An interactive Q&A session follows the presentation.

Benefits of attending the webinar

Learn about:

  • Rheo-electric measurements for battery slurries;

  • How slurry components including carbon black, active material, and polymer binder, impact flow behavior and implications for coating operations;

  • Connections between composite electrode structure and battery performance.

Presenters 

Jeffrey Richards is Assistant Professor of Chemical and Biological Engineering at Northwestern University. The Richards laboratory seeks to develop relationships linking the microscopic structure of multicomponent soft materials to their macroscopic properties and exploit these relationships to develop new materials that facilitate the generation, storage, and transport of electrical charge and energy. After completing a BS in Chemical Engineering at Purdue University (2008), Prof. Richards received his MS and PhD in Chemical Engineering at the University of Washington (2011 and 2014 respectively). He completed postdocs at the NIST Center for Neutron Research (2015-2018), University of Delaware (2014-2015), and was an NSF IGERT Fellow at the University of Washington (2009-2011). He received a 2021 NSF CAREER Award.

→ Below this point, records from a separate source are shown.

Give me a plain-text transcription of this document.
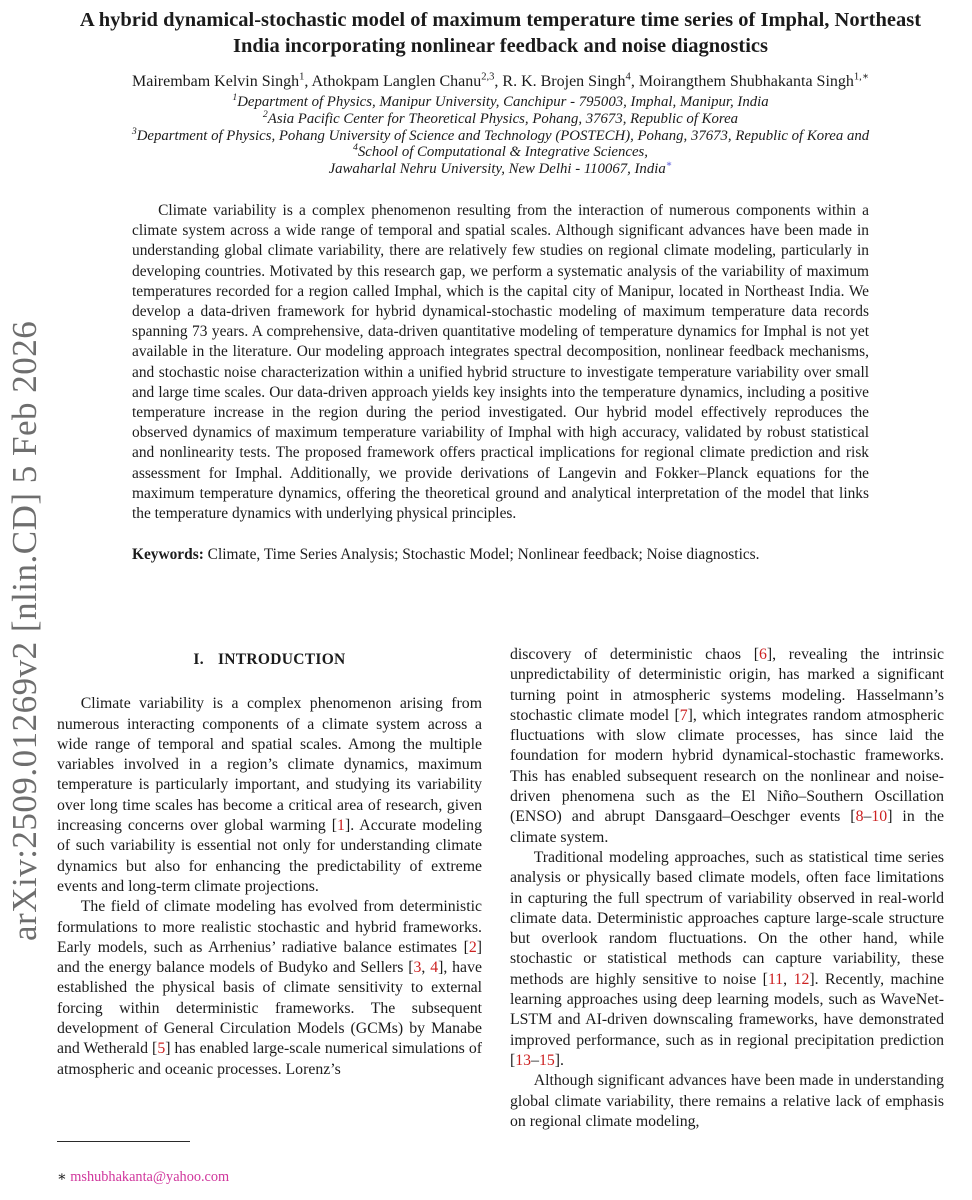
arXiv:2509.01269v2 [nlin.CD] 5 Feb 2026
A hybrid dynamical-stochastic model of maximum temperature time series of Imphal, Northeast India incorporating nonlinear feedback and noise diagnostics
Mairembam Kelvin Singh$^1$, Athokpam Langlen Chanu$^{2,3}$, R. K. Brojen Singh$^4$, Moirangthem Shubhakanta Singh$^{1,∗}$
$^1$Department of Physics, Manipur University, Canchipur - 795003, Imphal, Manipur, India
$^2$Asia Pacific Center for Theoretical Physics, Pohang, 37673, Republic of Korea
$^3$Department of Physics, Pohang University of Science and Technology (POSTECH), Pohang, 37673, Republic of Korea and
$^4$School of Computational & Integrative Sciences,
Jawaharlal Nehru University, New Delhi - 110067, India∗

Climate variability is a complex phenomenon resulting from the interaction of numerous components within a climate system across a wide range of temporal and spatial scales. Although significant advances have been made in understanding global climate variability, there are relatively few studies on regional climate modeling, particularly in developing countries. Motivated by this research gap, we perform a systematic analysis of the variability of maximum temperatures recorded for a region called Imphal, which is the capital city of Manipur, located in Northeast India. We develop a data-driven framework for hybrid dynamical-stochastic modeling of maximum temperature data records spanning 73 years. A comprehensive, data-driven quantitative modeling of temperature dynamics for Imphal is not yet available in the literature. Our modeling approach integrates spectral decomposition, nonlinear feedback mechanisms, and stochastic noise characterization within a unified hybrid structure to investigate temperature variability over small and large time scales. Our data-driven approach yields key insights into the temperature dynamics, including a positive temperature increase in the region during the period investigated. Our hybrid model effectively reproduces the observed dynamics of maximum temperature variability of Imphal with high accuracy, validated by robust statistical and nonlinearity tests. The proposed framework offers practical implications for regional climate prediction and risk assessment for Imphal. Additionally, we provide derivations of Langevin and Fokker–Planck equations for the maximum temperature dynamics, offering the theoretical ground and analytical interpretation of the model that links the temperature dynamics with underlying physical principles.

Keywords: Climate, Time Series Analysis; Stochastic Model; Nonlinear feedback; Noise diagnostics.

I. INTRODUCTION

Climate variability is a complex phenomenon arising from numerous interacting components of a climate system across a wide range of temporal and spatial scales. Among the multiple variables involved in a region’s climate dynamics, maximum temperature is particularly important, and studying its variability over long time scales has become a critical area of research, given increasing concerns over global warming [1]. Accurate modeling of such variability is essential not only for understanding climate dynamics but also for enhancing the predictability of extreme events and long-term climate projections.

The field of climate modeling has evolved from deterministic formulations to more realistic stochastic and hybrid frameworks. Early models, such as Arrhenius’ radiative balance estimates [2] and the energy balance models of Budyko and Sellers [3, 4], have established the physical basis of climate sensitivity to external forcing within deterministic frameworks. The subsequent development of General Circulation Models (GCMs) by Manabe and Wetherald [5] has enabled large-scale numerical simulations of atmospheric and oceanic processes. Lorenz’s

discovery of deterministic chaos [6], revealing the intrinsic unpredictability of deterministic origin, has marked a significant turning point in atmospheric systems modeling. Hasselmann’s stochastic climate model [7], which integrates random atmospheric fluctuations with slow climate processes, has since laid the foundation for modern hybrid dynamical-stochastic frameworks. This has enabled subsequent research on the nonlinear and noise-driven phenomena such as the El Niño–Southern Oscillation (ENSO) and abrupt Dansgaard–Oeschger events [8–10] in the climate system.

Traditional modeling approaches, such as statistical time series analysis or physically based climate models, often face limitations in capturing the full spectrum of variability observed in real-world climate data. Deterministic approaches capture large-scale structure but overlook random fluctuations. On the other hand, while stochastic or statistical methods can capture variability, these methods are highly sensitive to noise [11, 12]. Recently, machine learning approaches using deep learning models, such as WaveNet-LSTM and AI-driven downscaling frameworks, have demonstrated improved performance, such as in regional precipitation prediction [13–15].

Although significant advances have been made in understanding global climate variability, there remains a relative lack of emphasis on regional climate modeling,

∗ mshubhakanta@yahoo.com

Jeffrey LopezJeffrey Lopez is Assistant Professor of Chemical and Biological Engineering at Northwestern University. The Lopez Group uses insight gained from the study of charge transport processes and reactions at electrochemical interfaces to inform the design of new materials for energy storage applications. Prof. Lopez received his BS in Chemical Engineering from the University of Nebraska (2012) and PhD in Chemical Engineering from Stanford University (2018). He was an Intelligence Community Postdoctoral Fellow at the Massachusetts Institute of Technology. Prof. Lopez received the 2019 Metrohm Young Chemist Award (2019) and Eastman Chemical Student Award of the ACS PMSE Division (2018) and was an NSF Graduate Research Fellow, Goldwater Scholar, and Coca-Cola Scholar.